Here are a few things to keep in mind when you consider
the purchase of an existing dental practice:
1. An existing practice
offers instant cash flow.
Unlike a start-up practice, an established practice has
an existing patient base — and just as important, an existing cash flow. This
instantly allows the buyer (you) to support the practice debt load, including
your new loan payment, your salary and your personal expenses. Lenders usually
look for the dental composite kit and doctor’s
personal income to cash flow at a ratio of a 1.20%, which means the practice is
expected to generate a $1.20 in revenue — or collections — for every $1 spent
between the practice expenses and the doctor’s personal expenses.

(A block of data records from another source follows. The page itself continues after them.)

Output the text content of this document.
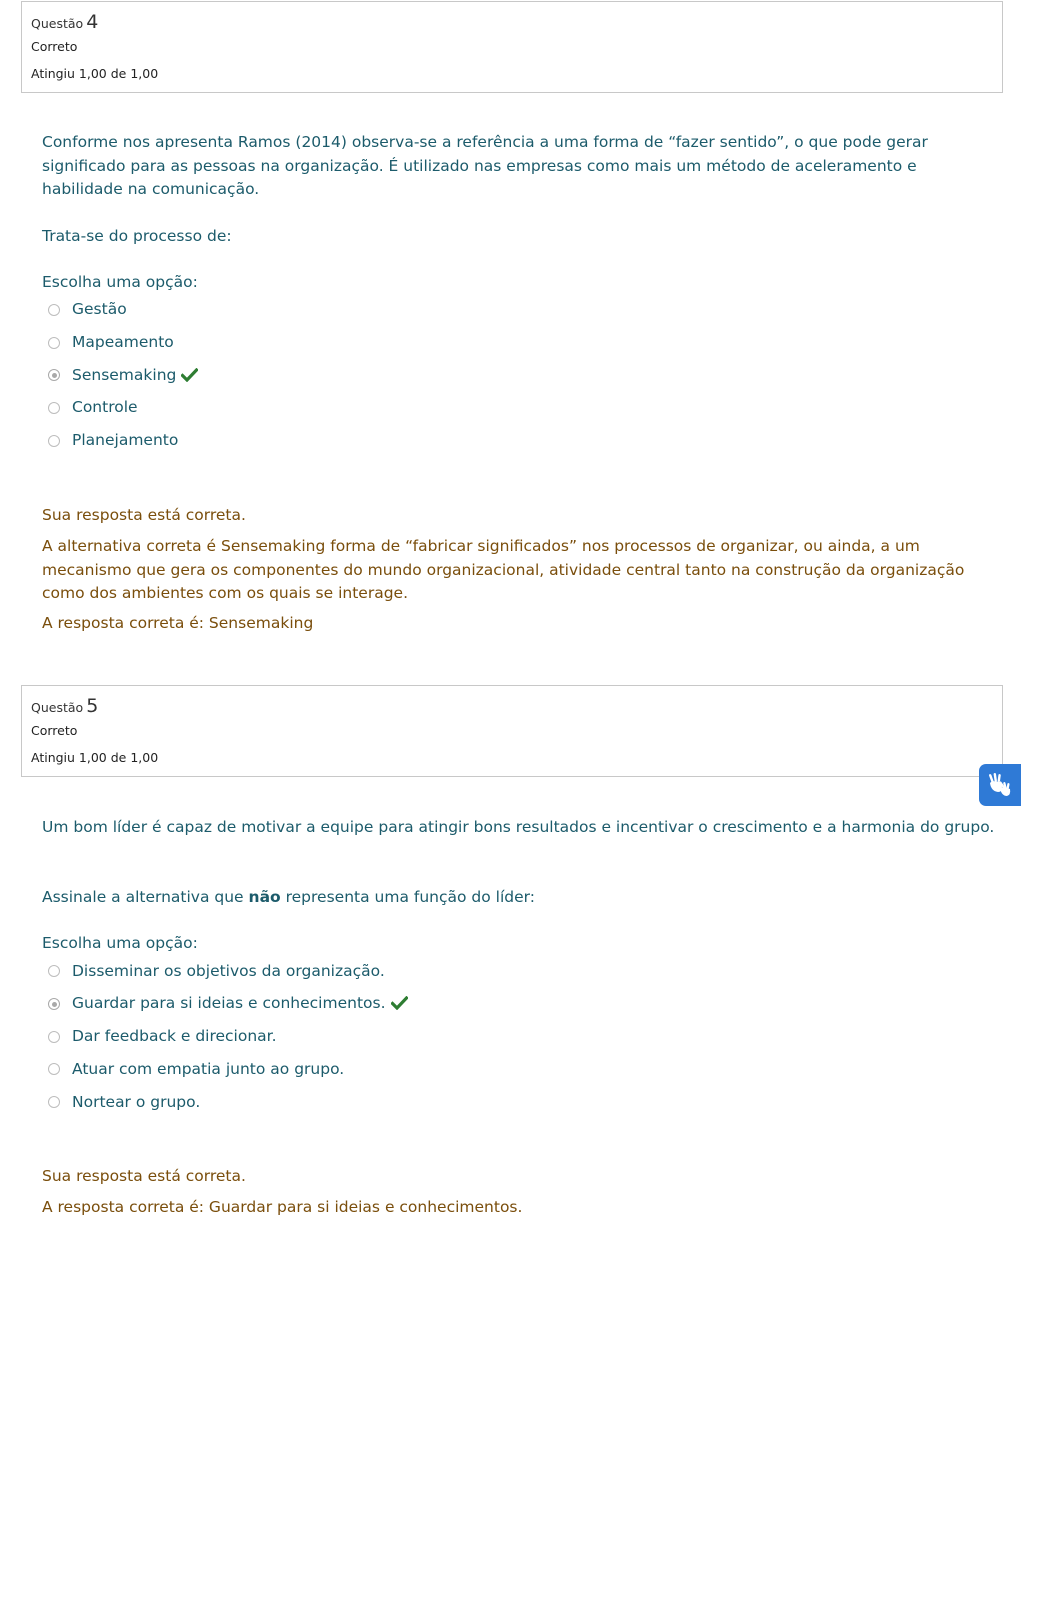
Questão 4
Correto
Atingiu 1,00 de 1,00
Conforme nos apresenta Ramos (2014) observa-se a referência a uma forma de “fazer sentido”, o que pode gerar significado para as pessoas na organização. É utilizado nas empresas como mais um método de aceleramento e habilidade na comunicação.
Trata-se do processo de:
Escolha uma opção:
Gestão
Mapeamento
Sensemaking
Controle
Planejamento
Sua resposta está correta.
A alternativa correta é Sensemaking forma de “fabricar significados” nos processos de organizar, ou ainda, a um mecanismo que gera os componentes do mundo organizacional, atividade central tanto na construção da organização como dos ambientes com os quais se interage.
A resposta correta é: Sensemaking
Questão 5
Correto
Atingiu 1,00 de 1,00
Um bom líder é capaz de motivar a equipe para atingir bons resultados e incentivar o crescimento e a harmonia do grupo.
Assinale a alternativa que não representa uma função do líder:
Escolha uma opção:
Disseminar os objetivos da organização.
Guardar para si ideias e conhecimentos.
Dar feedback e direcionar.
Atuar com empatia junto ao grupo.
Nortear o grupo.
Sua resposta está correta.
A resposta correta é: Guardar para si ideias e conhecimentos.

2. You’ll need a network of trusted advisers.
Chances are you started associating soon after you
passed your boards. During this time, you likely started conversations with
industry experts about the possibility of acquiring a practice. You should not
acquire a dental burs online without the input of
one or more of these key advisers.
3. Consider the term of your practice loan
The term will range from five to 15 years. A longer
term is preferable to minimize both the impact on your cash flow and the risk
inherent in patient attrition during the first year of your practice. You
should plan on keeping your loan for a minimum of five years, so consider a
loan with flexible prepayment options. These vary from lender to lender, and
are less important in the earlier years of practice ownership. Prepaying your
loan or making additional principal payments may be possible as you grow your
practice and increase your cash flow.
4. Determining practice value.
Often there’s a difference between what a seller
believes their practice is worth and what the buyer feels it is worth. While
there are several methods used to value practices, the market value (what a
buyer is willing to pay) is the most common. Practices usually sell for 70 to
90% of last year’s revenue, while specialty practices may sell for less due to
possible volatility with the referral sources for the practice. As a
prospective buyer, put yourself in the seller’s seat for one moment, and
imagine that you have owned this practice for the past 20 to 30 years. It was
your livelihood and key connection to the community. You now have patients who
are the children or even grandchildren of your patients. There is a high
probability that the proceeds from the sale of your practice will be a
significant piece of your upcoming retirement. There will often be an emotional
value to the sale, regardless of the monetary value.
5. Take a slow approach to change.
This is especially important when the seller leaves
post-sale and does not stay on for the transition period. Take time to
understand existing systems and processes before you decide to make changes.
Your patients may go through some anxiety with losing their trusted dentist, so
it’s important to maintain familiar faces and practices in the office. A true
transition period — with both doctors working — can make or break a transition.
It’s beneficial to everyone involved and helps curtail any confusion you may
have about the environment and philosophy.
6. Do your own due diligence.
If there is a broker involved in selling the practice,
they will have done the proper due diligence to represent the seller. Take it
one step further: Hire a consultant who will spend time in the practice to analyse
the staff, the systems, and perform a complete chart audit/patient count.
Hiring consultants may be a great idea not only during the due diligence
period, but also during the post-sale transition. Consultants can advise you on
Hiring and firing, as well as how to customize, establish and maintain your
systems — without rocking the boat too much — are all their areas of expertise.